May 13, 2011|By Joe Burris, The Baltimore Sun

Howard County lawmakers say they are concerned about the cost of the legal complaints brought against the Board of Education by member Allen Dyer, who according to the school system's legal office has filed more than a dozen lawsuits in two years.

County Council members raised the issue at a Thursday meeting, as the school system outlined its operating and capital budget for next school year. The council offered a few questions about budget details — including the status of the proposed site for an elementary school in Elkridge set to be built by 2013. The decision to go forward with the school is currently being hampered by the possibility that a CSX intermodal rail station will be built near the site.

Yet Dyer's lawsuits against the board triggered the most objections from the council. Dyer says all of his suits have been brought because of his concerns that the board was not complying with the law.

According to documents released by the school system, the board spent $17,683 in legal fees to fight a suit Dyer filed last October that involved retaining the board's electronic correspondence. That is the most any suit has cost since Dyer has served on the board, and school officials say they're projecting an additional $15,000 to be spent to address amendments to the case that are still pending.

In 2001, the board spent $372,755 fighting an Open Meetings Act lawsuit filed by Dyer, the first suit he filed against the board. He was not a member of the panel at that time. School board officials say that the board has spent a total of $443,860.52 to fight cases against Dyer. Officials say that does not include cases where Dyer, an attorney, represented other plaintiffs in cases against the school system.

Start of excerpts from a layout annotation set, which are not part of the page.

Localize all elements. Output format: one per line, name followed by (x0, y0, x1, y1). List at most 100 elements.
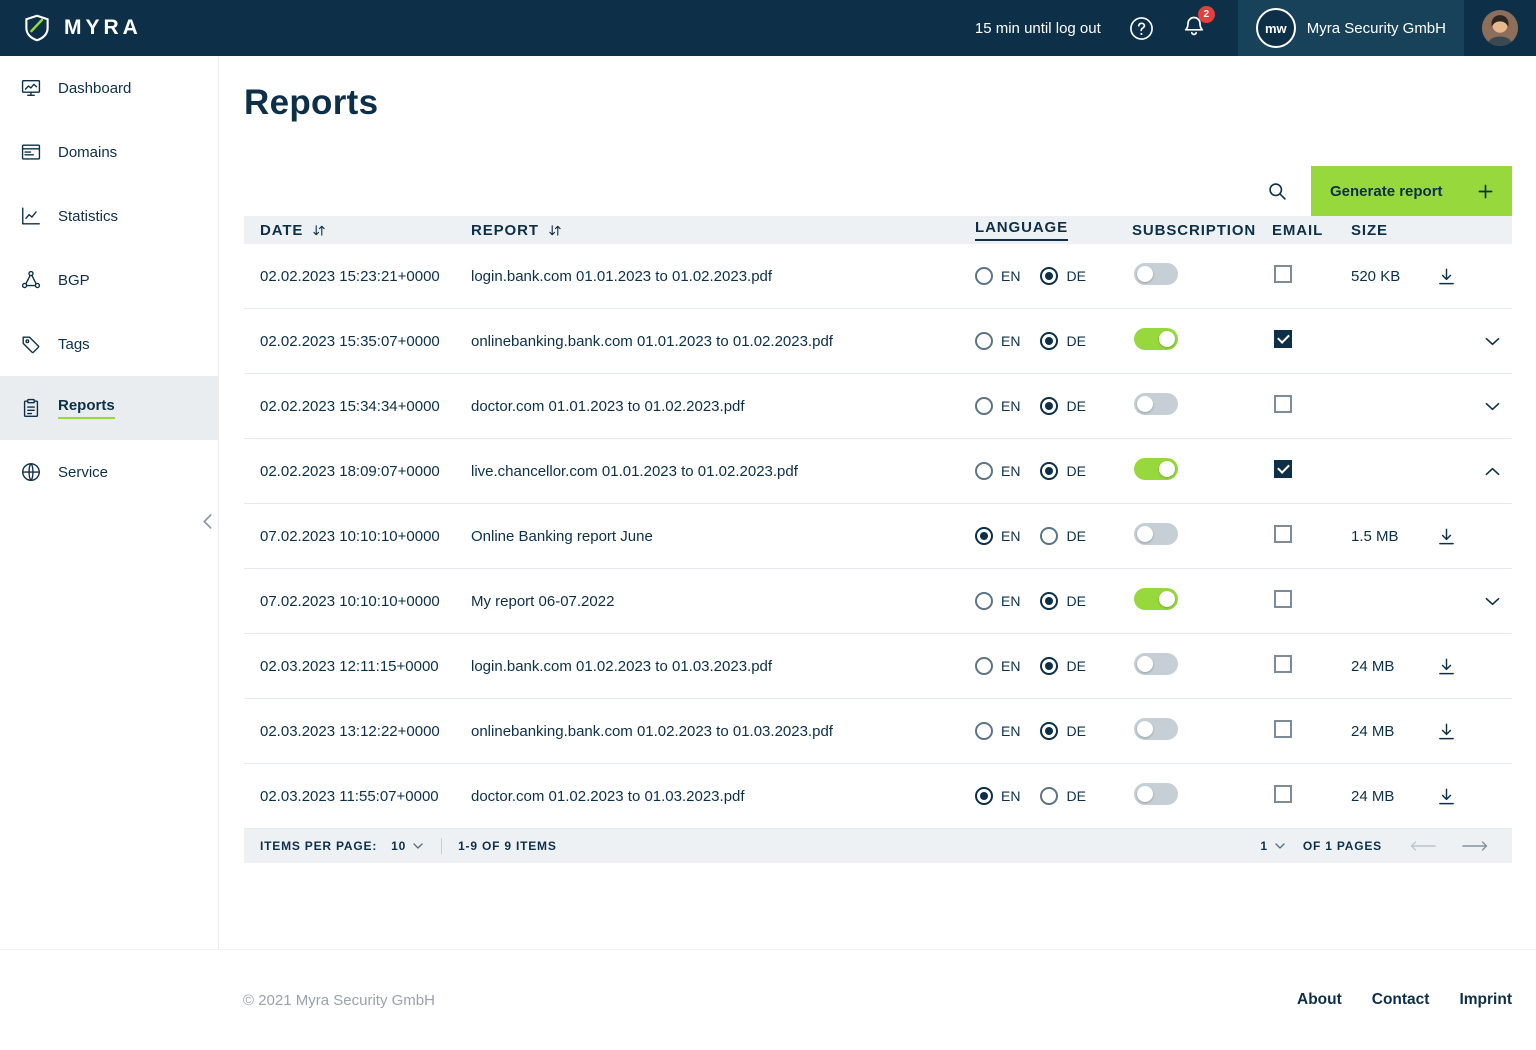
subscription-toggle[interactable] (1134, 328, 1178, 350)
row-actions (1437, 657, 1512, 676)
column-header-report[interactable]: REPORT (471, 222, 975, 239)
language-radio-en[interactable] (975, 332, 993, 350)
myra-logo[interactable]: MYRA (0, 12, 142, 44)
language-label-en: EN (1001, 398, 1020, 414)
sidebar-item-service[interactable]: Service (0, 440, 218, 504)
sidebar-item-dashboard[interactable]: Dashboard (0, 56, 218, 120)
subscription-toggle[interactable] (1134, 653, 1178, 675)
user-avatar[interactable] (1481, 9, 1519, 47)
language-radio-de[interactable] (1040, 397, 1058, 415)
subscription-toggle[interactable] (1134, 523, 1178, 545)
sidebar-item-domains[interactable]: Domains (0, 120, 218, 184)
email-checkbox[interactable] (1274, 460, 1292, 478)
brand-name: MYRA (64, 16, 142, 40)
language-radio-en[interactable] (975, 462, 993, 480)
search-icon[interactable] (1267, 181, 1287, 201)
pagination-bar: ITEMS PER PAGE: 10 1-9 OF 9 ITEMS 1 OF 1… (244, 829, 1512, 863)
language-radio-de[interactable] (1040, 332, 1058, 350)
table-row: 02.02.2023 15:35:07+0000 onlinebanking.b… (244, 309, 1512, 374)
report-date: 02.02.2023 15:34:34+0000 (244, 398, 471, 415)
chevron-down-icon[interactable] (1485, 337, 1500, 346)
column-header-date[interactable]: DATE (244, 222, 471, 239)
next-page-button[interactable] (1462, 840, 1488, 852)
language-radio-en[interactable] (975, 267, 993, 285)
language-radio-de[interactable] (1040, 592, 1058, 610)
row-actions (1437, 337, 1512, 346)
download-icon[interactable] (1437, 657, 1456, 676)
chevron-up-icon[interactable] (1485, 467, 1500, 476)
language-label-de: DE (1066, 398, 1085, 414)
language-radio-de[interactable] (1040, 267, 1058, 285)
footer-links: About Contact Imprint (1297, 991, 1512, 1009)
subscription-toggle[interactable] (1134, 718, 1178, 740)
report-name: onlinebanking.bank.com 01.02.2023 to 01.… (471, 723, 975, 740)
toggle-knob (1137, 526, 1153, 542)
email-checkbox[interactable] (1274, 720, 1292, 738)
report-size: 24 MB (1351, 658, 1437, 675)
sidebar-item-bgp[interactable]: BGP (0, 248, 218, 312)
body-row: Dashboard Domains Statistics BGP Tags Re… (0, 56, 1536, 949)
language-radio-de[interactable] (1040, 657, 1058, 675)
generate-report-button[interactable]: Generate report (1311, 166, 1512, 216)
subscription-toggle[interactable] (1134, 393, 1178, 415)
toggle-knob (1137, 656, 1153, 672)
report-name: login.bank.com 01.01.2023 to 01.02.2023.… (471, 268, 975, 285)
help-icon[interactable] (1129, 16, 1154, 41)
language-radio-de[interactable] (1040, 722, 1058, 740)
toggle-knob (1137, 786, 1153, 802)
email-checkbox[interactable] (1274, 330, 1292, 348)
email-checkbox[interactable] (1274, 525, 1292, 543)
download-icon[interactable] (1437, 527, 1456, 546)
footer-link-contact[interactable]: Contact (1372, 991, 1430, 1009)
notification-badge: 2 (1198, 6, 1215, 23)
sidebar-item-tags[interactable]: Tags (0, 312, 218, 376)
sidebar-item-reports[interactable]: Reports (0, 376, 218, 440)
notifications-button[interactable]: 2 (1182, 14, 1206, 43)
toggle-knob (1159, 591, 1175, 607)
email-checkbox[interactable] (1274, 785, 1292, 803)
sidebar-item-statistics[interactable]: Statistics (0, 184, 218, 248)
language-radio-de[interactable] (1040, 462, 1058, 480)
chevron-down-icon[interactable] (1485, 402, 1500, 411)
report-date: 02.02.2023 15:23:21+0000 (244, 268, 471, 285)
sidebar-item-label: BGP (58, 272, 90, 289)
language-radio-en[interactable] (975, 527, 993, 545)
subscription-toggle[interactable] (1134, 783, 1178, 805)
copyright: © 2021 Myra Security GmbH (243, 992, 435, 1009)
size-header-label: SIZE (1351, 222, 1388, 239)
sort-icon[interactable] (312, 224, 326, 237)
column-header-email: EMAIL (1272, 222, 1351, 239)
email-checkbox[interactable] (1274, 590, 1292, 608)
page-select[interactable]: 1 (1260, 839, 1284, 853)
language-radio-de[interactable] (1040, 787, 1058, 805)
subscription-toggle[interactable] (1134, 263, 1178, 285)
toggle-knob (1137, 396, 1153, 412)
language-radio-en[interactable] (975, 722, 993, 740)
chevron-down-icon[interactable] (1485, 597, 1500, 606)
prev-page-button[interactable] (1410, 840, 1436, 852)
report-date: 07.02.2023 10:10:10+0000 (244, 528, 471, 545)
subscription-toggle[interactable] (1134, 588, 1178, 610)
sort-icon[interactable] (548, 224, 562, 237)
footer-link-imprint[interactable]: Imprint (1459, 991, 1512, 1009)
download-icon[interactable] (1437, 787, 1456, 806)
items-per-page-select[interactable]: 10 (391, 839, 423, 853)
language-label-de: DE (1066, 268, 1085, 284)
language-label-en: EN (1001, 723, 1020, 739)
sidebar-collapse-button[interactable] (203, 514, 212, 529)
language-radio-de[interactable] (1040, 527, 1058, 545)
download-icon[interactable] (1437, 267, 1456, 286)
language-radio-en[interactable] (975, 592, 993, 610)
language-radio-en[interactable] (975, 657, 993, 675)
subscription-toggle[interactable] (1134, 458, 1178, 480)
tenant-selector[interactable]: mw Myra Security GmbH (1238, 0, 1464, 56)
language-radio-en[interactable] (975, 397, 993, 415)
main-content: Reports Generate report DATE REPORT (219, 56, 1536, 949)
footer-link-about[interactable]: About (1297, 991, 1342, 1009)
language-radio-en[interactable] (975, 787, 993, 805)
language-label-en: EN (1001, 528, 1020, 544)
email-checkbox[interactable] (1274, 265, 1292, 283)
download-icon[interactable] (1437, 722, 1456, 741)
email-checkbox[interactable] (1274, 655, 1292, 673)
email-checkbox[interactable] (1274, 395, 1292, 413)
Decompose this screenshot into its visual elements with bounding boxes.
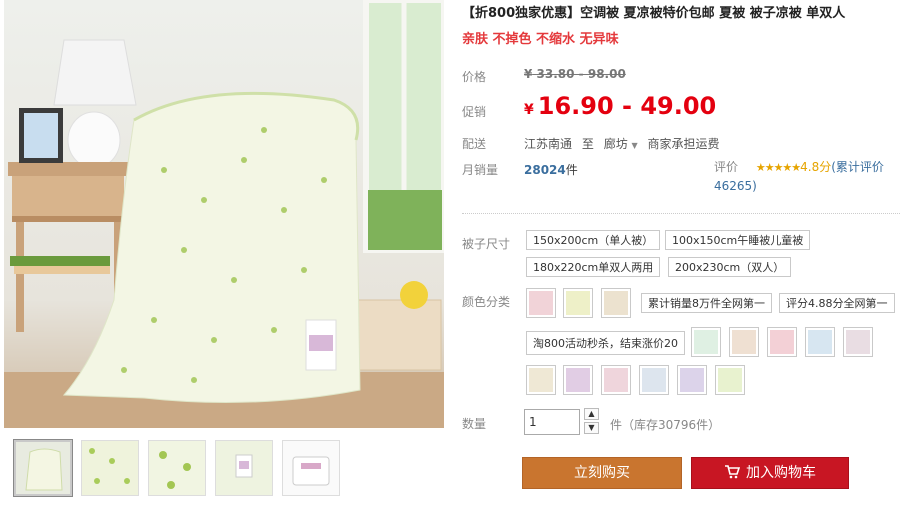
quantity-label: 数量 — [462, 417, 487, 431]
size-option-2[interactable]: 100x150cm午睡被儿童被 — [665, 230, 811, 250]
delivery-to-word: 至 — [581, 137, 594, 151]
color-swatch-2[interactable] — [563, 288, 593, 318]
color-swatch-1[interactable] — [526, 288, 556, 318]
triangle-up-icon: ▲ — [588, 409, 595, 418]
thumbnail-5[interactable] — [282, 440, 340, 496]
color-swatch-14[interactable] — [715, 365, 745, 395]
buy-now-label: 立刻购买 — [574, 465, 630, 481]
quantity-input[interactable] — [524, 409, 580, 435]
thumbnail-4[interactable] — [215, 440, 273, 496]
color-option-text-3[interactable]: 淘800活动秒杀，结束涨价20 — [526, 331, 685, 355]
color-swatch-11[interactable] — [601, 365, 631, 395]
color-swatch-3[interactable] — [601, 288, 631, 318]
size-option-1[interactable]: 150x200cm（单人被） — [526, 230, 661, 250]
rating-score: 4.8分 — [800, 160, 832, 174]
delivery-fee: 商家承担运费 — [647, 137, 720, 151]
promo-price-label: 促销 — [462, 105, 487, 119]
stock-info: 件（库存30796件） — [610, 418, 721, 432]
chevron-down-icon: ▼ — [631, 141, 638, 150]
original-price-label: 价格 — [462, 70, 487, 84]
color-swatch-6[interactable] — [767, 327, 797, 357]
original-price-currency: ¥ — [524, 67, 533, 81]
color-option-text-1[interactable]: 累计销量8万件全网第一 — [641, 293, 772, 313]
monthly-sales-unit: 件 — [565, 163, 578, 177]
delivery-destination-select[interactable]: 廊坊 ▼ — [604, 137, 642, 151]
monthly-sales-label: 月销量 — [462, 163, 499, 177]
delivery-destination: 廊坊 — [603, 137, 628, 151]
star-rating-icon: ★★★★★ — [755, 161, 801, 174]
delivery-from: 江苏南通 — [524, 137, 573, 151]
color-swatch-7[interactable] — [805, 327, 835, 357]
section-divider — [462, 213, 900, 214]
thumbnail-2[interactable] — [81, 440, 139, 496]
product-title: 【折800独家优惠】空调被 夏凉被特价包邮 夏被 被子凉被 单双人 — [462, 6, 846, 21]
thumbnail-3[interactable] — [148, 440, 206, 496]
size-option-3[interactable]: 180x220cm单双人两用 — [526, 257, 661, 277]
color-swatch-4[interactable] — [691, 327, 721, 357]
rating-label: 评价 — [714, 160, 739, 174]
quantity-decrease-button[interactable]: ▼ — [584, 422, 599, 434]
add-to-cart-button[interactable]: 加入购物车 — [691, 457, 849, 489]
color-swatch-13[interactable] — [677, 365, 707, 395]
rating-block: 评价 ★★★★★4.8分(累计评价46265) — [714, 158, 884, 195]
thumbnail-1[interactable] — [13, 439, 73, 497]
size-option-4[interactable]: 200x230cm（双人） — [668, 257, 792, 277]
monthly-sales-count: 28024 — [524, 163, 566, 177]
color-option-text-2[interactable]: 评分4.88分全网第一 — [779, 293, 895, 313]
promo-price-value: 16.90 - 49.00 — [537, 92, 717, 120]
add-to-cart-label: 加入购物车 — [746, 465, 816, 481]
buy-now-button[interactable]: 立刻购买 — [522, 457, 682, 489]
color-swatch-12[interactable] — [639, 365, 669, 395]
original-price-value: 33.80 - 98.00 — [536, 67, 626, 81]
size-label: 被子尺寸 — [462, 237, 511, 251]
quantity-increase-button[interactable]: ▲ — [584, 408, 599, 420]
color-swatch-9[interactable] — [526, 365, 556, 395]
image-gallery — [4, 0, 444, 509]
delivery-label: 配送 — [462, 137, 487, 151]
promo-price-currency: ¥ — [524, 102, 534, 118]
monthly-sales: 28024件 — [524, 161, 578, 178]
promo-price: ¥16.90 - 49.00 — [524, 92, 716, 120]
main-product-image — [4, 0, 444, 428]
color-swatch-10[interactable] — [563, 365, 593, 395]
triangle-down-icon: ▼ — [588, 423, 595, 432]
cart-icon — [725, 465, 741, 479]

Council member Courtney Watson brought up the lawsuits while examining the school system's legal fees. She asked school board Chairwoman Janet Siddiqui whether Siddiqui expected the school system to be over budget in legal fees this year.

Siddiqui replied, "It's getting quite tight." She added that the school system began the academic year with $220,000 in its legal fees budget but has about $36,000 remaining, with two active suits against the board. Siddiqui said that both active suits were brought by Dyer — who was seated alongside other board members behind Siddiqui.

Watson later said, "We have some information — I assume that this is accurate — that there have been 13 separate complaints filed against the board by Mr. Dyer since 2009." Watson was referring to information that the council had received from the school system's legal office outlining Dyer's lawsuits, and she noted that some of the lawsuits were amendments to previous lawsuits, which Siddiqui confirmed.

Watson also noted that about six of the grievances had been resolved and asked Siddiqui, "For the ones that have been resolved, they've all been resolved in the board's favor?"

"Correct," Siddiqui replied. Watson then asked whether Siddiqui believed Dyer's "pattern" of filing lawsuits against the board would continue, and Siddiqui replied, "We have not been advised that it would not."

Siddiqui added that addressing Dyer's complaints "takes additional staff time."

Asked on Friday whether he will continue to file lawsuits against the board, Dyer said, "Whether or not I file suits is directly related to whether or not I feel it's appropriate to ask the court to rule on whether or not the board of education, on which I serve, is complying with the law."

Watson said during the meeting Thursday, "From my perspective, I'm concerned about two things. One: taxpayer dollars being spent to defend the board against lawsuits from a board member who apparently has a pattern of [filing] these lawsuits that have not succeeded; and two: I can imagine how much time it's taking on board members and staff, and the distraction it is causing. What I would like to see is the spending of taxpayer dollars to defend lawsuits by Mr. Dyer to stop. The only way I see that they can stop is if the lawsuits stop.

"I recommend to Mr. Dyer that he consider another venue or another approach to having his concerns heard by the rest of the board."

Moments later, Dyer stood up and addressed the matter, questioning whether the settled cases were indeed decided in the board's favor.

"I think that what you're talking about are disagreements among the board and how you deal with them," Dyer said. "There are a lot of disagreements that exist where there is no legal action even considered because it's a matter of policy or how we do things," said Dyer. "The lawsuits that have been filed have been filed strictly for compliance with the law."

Dyer was momentarily interrupted by the council when he attempted to go over each case. But he later said that many suits have been unsuccessful on technical grounds.